Integrated multi-omics evaluation of 823 tumors from advanced renal cell carcinoma (RCC) patients identifies molecular subsets associated with differential clinical outcomes to angiogenesis blockade alone or with a checkpoint inhibitor. Unsupervised transcriptomic analysis reveals seven molecular subsets with distinct angiogenesis, immune, cell-cycle, metabolism, and stromal programs. While sunitinib and atezolizumab + bevacizumab are effective in subsets with high angiogenesis, atezolizumab + bevacizumab improves clinical benefit in tumors with high T-effector and/or cell-cycle transcription. Somatic mutations in PBRM1 and KDM5C associate with high angiogenesis and AMPK/fatty acid oxidation gene expression, while CDKN2A/B and TP53 alterations associate with increased cell-cycle and anabolic metabolism. Sarcomatoid tumors exhibit lower prevalence of PBRM1 mutations and angiogenesis markers, frequent CDKN2A/B alterations, and increased PD-L1 expression. These findings can be applied to molecularly stratify patients, explain improved outcomes of sarcomatoid tumors to checkpoint blockade versus antiangiogenics alone, and develop personalized therapies in RCC and other indications.
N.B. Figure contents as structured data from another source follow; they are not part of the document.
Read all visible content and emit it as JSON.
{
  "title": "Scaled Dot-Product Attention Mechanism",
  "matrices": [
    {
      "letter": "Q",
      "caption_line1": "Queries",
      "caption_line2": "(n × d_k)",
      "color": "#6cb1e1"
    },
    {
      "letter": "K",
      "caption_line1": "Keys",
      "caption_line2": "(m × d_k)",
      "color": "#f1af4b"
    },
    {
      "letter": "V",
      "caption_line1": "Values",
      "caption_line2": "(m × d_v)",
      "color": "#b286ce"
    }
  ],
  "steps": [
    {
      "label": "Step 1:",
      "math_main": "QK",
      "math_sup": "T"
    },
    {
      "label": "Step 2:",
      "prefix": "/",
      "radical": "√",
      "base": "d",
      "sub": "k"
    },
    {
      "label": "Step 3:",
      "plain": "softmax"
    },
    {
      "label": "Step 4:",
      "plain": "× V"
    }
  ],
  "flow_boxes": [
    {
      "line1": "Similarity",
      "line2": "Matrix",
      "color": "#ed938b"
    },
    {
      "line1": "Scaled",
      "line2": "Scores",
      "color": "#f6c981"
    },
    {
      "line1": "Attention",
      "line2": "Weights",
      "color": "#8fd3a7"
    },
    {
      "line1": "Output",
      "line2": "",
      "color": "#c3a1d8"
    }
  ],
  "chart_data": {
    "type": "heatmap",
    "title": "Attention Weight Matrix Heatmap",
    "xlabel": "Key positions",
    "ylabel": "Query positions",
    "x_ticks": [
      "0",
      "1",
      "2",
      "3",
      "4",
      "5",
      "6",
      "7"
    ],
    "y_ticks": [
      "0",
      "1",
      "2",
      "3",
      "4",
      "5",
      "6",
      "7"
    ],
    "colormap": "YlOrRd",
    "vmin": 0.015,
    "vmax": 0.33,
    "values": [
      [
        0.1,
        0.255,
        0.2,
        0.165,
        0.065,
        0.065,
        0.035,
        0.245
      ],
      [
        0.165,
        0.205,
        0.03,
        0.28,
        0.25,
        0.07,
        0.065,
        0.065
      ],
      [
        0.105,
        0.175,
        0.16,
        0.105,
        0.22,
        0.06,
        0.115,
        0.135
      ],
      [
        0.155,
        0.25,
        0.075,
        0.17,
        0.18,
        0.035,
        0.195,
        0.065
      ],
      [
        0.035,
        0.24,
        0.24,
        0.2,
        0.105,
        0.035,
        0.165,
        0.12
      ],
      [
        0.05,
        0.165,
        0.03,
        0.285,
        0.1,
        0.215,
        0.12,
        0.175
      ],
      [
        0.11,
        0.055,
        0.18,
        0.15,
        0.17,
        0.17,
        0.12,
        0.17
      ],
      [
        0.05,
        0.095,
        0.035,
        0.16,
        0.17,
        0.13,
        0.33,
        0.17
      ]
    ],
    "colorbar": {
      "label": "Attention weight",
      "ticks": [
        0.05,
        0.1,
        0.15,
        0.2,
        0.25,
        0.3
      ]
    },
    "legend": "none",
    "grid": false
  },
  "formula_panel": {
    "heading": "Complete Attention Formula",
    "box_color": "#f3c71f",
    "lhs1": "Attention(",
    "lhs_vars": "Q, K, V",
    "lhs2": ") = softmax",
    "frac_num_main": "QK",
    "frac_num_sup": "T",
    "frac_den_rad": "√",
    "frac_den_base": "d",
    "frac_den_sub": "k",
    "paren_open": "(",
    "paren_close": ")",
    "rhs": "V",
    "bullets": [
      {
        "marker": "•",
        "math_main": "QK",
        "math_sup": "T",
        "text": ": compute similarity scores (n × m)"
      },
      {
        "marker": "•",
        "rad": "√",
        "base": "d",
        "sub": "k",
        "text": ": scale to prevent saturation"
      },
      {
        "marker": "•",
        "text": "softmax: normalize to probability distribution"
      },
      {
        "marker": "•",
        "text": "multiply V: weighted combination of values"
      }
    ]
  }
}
对来自晚期肾细胞癌 (RCC) 患者的 823 种肿瘤的综合多组学评估确定了与单独阻断血管生成或使用检查点抑制剂的不同临床结果相关的分子亚群。无监督转录组学分析揭示了七个具有不同血管生成、免疫、细胞周期、代谢和基质程序的分子亚群。虽然舒尼替尼和阿特珠单抗 + 贝伐珠单抗对高血管生成的亚群有效，但阿特珠单抗 + 贝伐珠单抗可改善具有高 T 效应子和/或细胞周期转录的肿瘤的临床益处。PBRM1和KDM5C 的体细胞突变与高血管生成和 AMPK/脂肪酸氧化基因表达相关，而CDKN2A/B和TP53改变与增加的细胞周期和合成代谢有关。肉瘤样肿瘤表现出较低的PBRM1突变和血管生成标志物发生率、频繁的CDKN2A / B改变以及增加的 PD-L1 表达。这些发现可用于对患者进行分子分层，解释肉瘤样肿瘤与单独使用抗血管生成药物相比检查点阻断治疗的改善结果，并在 RCC 和其他适应症中开发个性化治疗。